鶴亀の家紋に加えて,大和絵系統の屏風絵や絵巻物に見られる雲や霞の表現を取り入れました.大和絵における雲霞は,ときには画面に広がりを持たせ,ときには華やかな装飾となり,ときには場面転換の役割を果たし,ときには画面の空白を補うなど,大変重宝な存在です.今回は装飾的な意味合いが濃い雲霞なのですが,はからずも鶴と亀が雲の上で舞っているかのような画面を作り出しました.「鶴亀」は一応,地上世界の物語ではあります.しかしながら,鶴と亀が皇帝の長寿をことほいで舞うという,幻想的とも解釈ができる場面を描くには,こうした表現もまた面白いのではないかと思います.

2006年1月 2日

2006年の年賀状[1]

2006年分の年賀状の画像

今年の年賀状のデザインについて,ひとつ書いておきましょう.

昨年分は干支にちなんでかわいいニワトリさんをあしらってみました.しかし,先月のにゅーすに記したような事情で,今度は戌年だからと言ってお犬さまを出す気は全くなかったわけです.

変わって出てきたのが鶴と亀.「鶴は千年,亀は万年」と言いますが,干支が何であろうと年賀状の図案として通用する「千人力,万人力」の動物でもあります(笑).

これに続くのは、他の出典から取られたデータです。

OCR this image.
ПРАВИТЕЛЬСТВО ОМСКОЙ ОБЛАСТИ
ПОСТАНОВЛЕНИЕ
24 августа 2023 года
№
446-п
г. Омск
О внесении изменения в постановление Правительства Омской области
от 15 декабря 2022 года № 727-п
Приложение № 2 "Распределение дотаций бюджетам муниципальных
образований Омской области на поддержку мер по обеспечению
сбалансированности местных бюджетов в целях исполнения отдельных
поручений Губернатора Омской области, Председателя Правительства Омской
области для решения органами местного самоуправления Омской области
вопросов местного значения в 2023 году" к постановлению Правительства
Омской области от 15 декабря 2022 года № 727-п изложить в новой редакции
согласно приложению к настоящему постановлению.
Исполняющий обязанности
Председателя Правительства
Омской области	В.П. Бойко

さて,その鶴と亀をどのように表現するか? まず思い浮かべたのが「鶴亀(つるかめ)」という謡曲の存在でした.昨年の「春の夜の夢:薩摩琵琶と朗読の夕べ」のチラシで,文学作品からテクストを引用して,それをデザインの素材にした経験から出た発想です.

「鶴亀」の物語は,月宮殿で年始の行事に臨む中国の皇帝(唐の玄宗とされる)が,恒例である鶴と亀による皇帝の長寿を祝う舞を見て,喜びのあまり自らも舞った後,長生殿に帰っていく,というもの.至ってシンプルながら,新年と長寿の祝意に満ちた,おめでたい謡です.

手もとの謡本『観世流謡曲百番集』(能楽書林,1951)を典拠に,鶴と亀による中ノ舞から終わりまで,少々長いのですが,一部を省略しつつ引用しました.なお,年賀状では漢字に正字体を用い,仮名遣いは歴史的仮名遣いのままとすることで,古語の格調を出すとともに,一方で詞章も味わってもらおうと考え,すべての漢字にルビを振りました.

千代のためしの数々に
何を引かまし小松の
緑の亀も舞ひ遊べば
丹頂の鶴も一千年の
齢を君に授け奉り
庭上に参向申しければ
君も御感の余りにや
舞楽を奏して舞ひ給ふ
宮殿の白衣の袂の
いろ妙なる花の袖
秋は時雨の紅葉の葉袖
冬は冴えゆくの袂を
翻す衣も薄紫の
雲の上人の舞楽の声々に
霓裳羽衣の曲をなせば
山河草木国土豊に
千代万代と舞ひ給へば
官人駕輿丁御輿を早め
君の齢も長生殿に
還御なるこそめでたけれ

つづく

2006年1月 1日

あけましておめっとさん

新年あけましておめっとさんナノダ!!

つい3時間前に暮れの挨拶したよーな気がするノダけど(笑),2006年もどーぞよろしゅー,おたのんもーします.

いや~,ナンダカンダ言いながらタヌキにゅーす,とりあえず配色だけはお正月仕様,間に合ったノダ.白地に丹の色の線でござい.タヌキぼーやの画像は,今のところ旧作ナノダけど(爆),あとで正月らしいモノに差し替えますわ.

夜も更けたから,新年のつのる話は初日の出拝んでからね.まずはこの年1年,みなさんにとってよい年でありますよーに.